The economy grew at a healthy 4 percent clip in the fourth quarter, a sharp slowdown from the sizzling 8.2 percent third-quarter pace but still strong enough to support projections for a sustained, broad expansion with minimal inflation.
While a slowdown was expected after quarterly growth that was the strongest in 19 years, the preliminary assessment of the gross domestic product was slightly lower than the 4.8 percent rate projected by analysts. And there was nothing in the report to suggest the Federal Reserve will need to raise interest rates anytime soon, as many traders and investors have feared since the central bank modified the wording of its policy statement Wednesday.
Consumer spending growth slowed sharply in the quarter, and a related measure of inflation, which is closely watched by the Fed, showed that prices rose at a 0.6 percent rate in the fourth quarter, down from 1.8 percent in the third.
"Today's GDP report, if anything, postpones the day of reckoning," Wells Fargo chief economist Sung Won Sohn said. "Economic growth is slowing in part because of lack of job growth. ... The inflation picture is approaching zero rather than accelerating."
The Fed sent financial markets into a tizzy Wednesday with its surprise decision to eliminate from its formal policy statement a phrase promising it would keep interest rates low "for a considerable period." Instead the Fed said its policy-makers "can be patient" about raising rates, taking what one analyst called "a baby step" toward tightening.
While the GDP report showed a slowdown in growth, most analysts said the economy still has enough momentum to grow by 4.5 percent this year, up from 3.1 percent last year and 2.2 percent in 2002.

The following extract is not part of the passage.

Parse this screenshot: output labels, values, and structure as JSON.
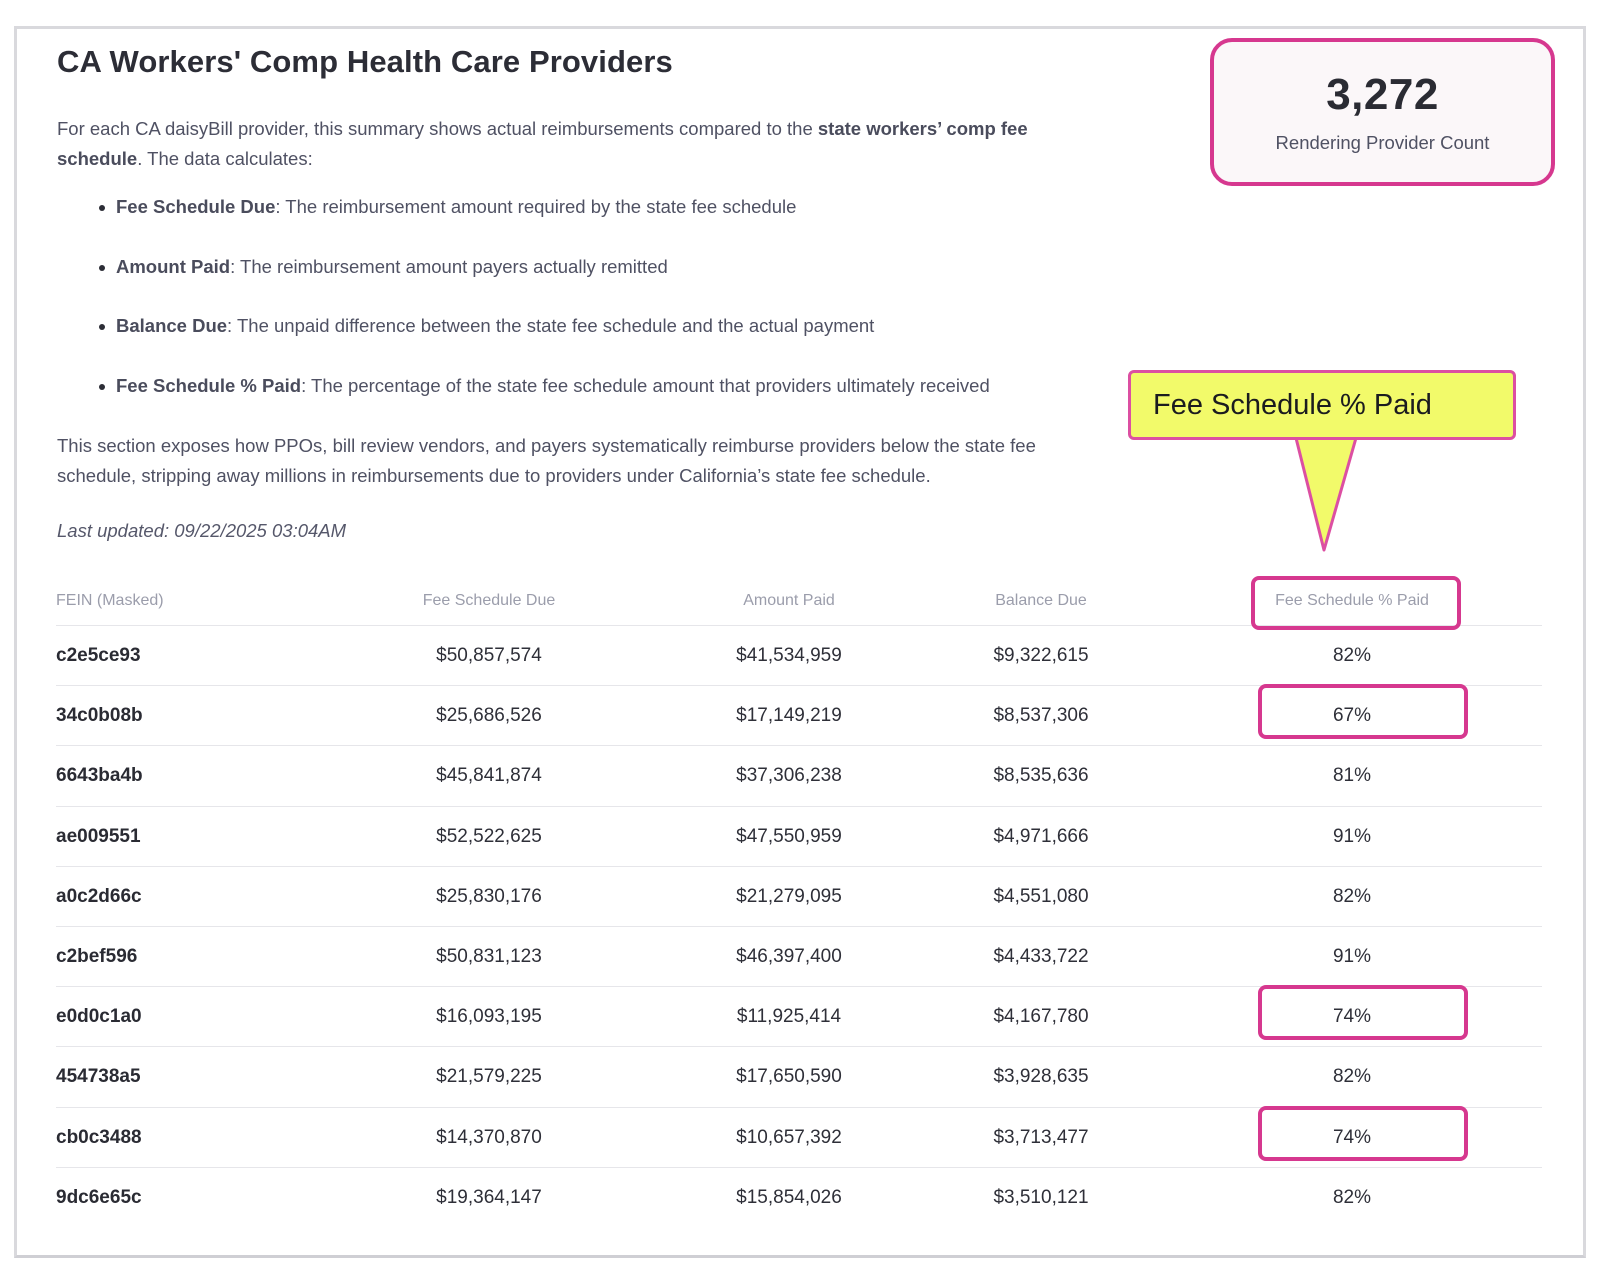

"As far as the economy fizzling out and running out of steam soon, I don't think that will happen," said Bill Cheney, chief economist at John Hancock Financial Services. He and others noted that the tax-cut package passed last year will continue to provide a sizable boost to growth in the first half of 2004 as taxpayers enjoy refunds that are bigger than expected.
"In important respects, recovery appears to be entering a sweet spot of solid growth, low inflation and relatively buoyant financial markets," Citigroup chief U.S. economist Robert DiClemente said in a weekly note.
The biggest debate among economists is when and whether the economy will generate enough jobs to take the slack out of the economy and force the central bank to begin tightening the spigot on credit.
In December the economy added a scant 1,000 jobs, compared with the 150,000 many forecasters expected, so analysts are hoping for a turnaround when the monthly payroll figures, including a major revision, are released Feb. 6.
"I think (the economy) has been given enough gas to get started and accelerate and create jobs," Cheney said. "The problem is I've thought that for most of the past year."
While the GDP numbers were a mild disappointment, other, more current figures offered a more upbeat perspective. A report from Chicago-area manufacturers, offering an early read on business sentiment in January, rose to its highest level in nearly a decade, much stronger than expected. A similar gauge for the New York metropolitan area also rose sharply.
And consumer sentiment rose in January to its highest level since November 2000, according to a University of Michigan survey that echoed other measures of confidence.
The GDP report showed that consumer spending, which accounts for more than two-thirds of economic activity, grew at a modest 2.6 percent rate in the quarter, down from the outsized 6.9 percent in the third quarter, when pocketbooks were fattened by a round of federal tax cuts and a wave of mortgage refinancing.
But spending on business equipment, which plummeted during the economic downturn that began in 2001, rose at a solid 10 percent rate in the quarter — down from 17.6 percent in the third quarter, but still an indication that the expansion is becoming more balanced, said Sohn of Wells Fargo.
"Businesses are gradually regaining confidence," he said. Growing demand should eventually lead to "significant employment gains" — the long-awaited missing piece of the slow-motion expansion.
Although the economy grew at a 6.1 percent rate in the second half of the year — the strongest half-year since 1984 — the economy added only 278,000 jobs from August through December. That is far less than the 150,000 a month needed just to keep pace with growth in the labor force, although a welcome improvement from the previous 30 months when the economy shed 2.3 million jobs, sending the unemployment rate to a nine-year high of 6.4 percent.
Many economists believe the payroll figures understate job growth suggested by other data, including a decline in the unemployment rate and in new claims for unemployment benefits. But unless the economy shows job growth by the traditional measure of company payrolls, President Bush could be vulnerable on the issue in his re-election bid this year.
After meeting with private economists at the White House Friday, President Bush said he was optimistic about the future.
"Today, we received news that indicates that the economy is strong and getting stronger," he said, referring to the GDP report.
But economists and policy-makers would like to see much better job growth, preferably beginning with the Feb. 6 report, to ensure that the economy is staying on track for a sustainable recovery even after the stimulus of tax cuts and low interest rates fades.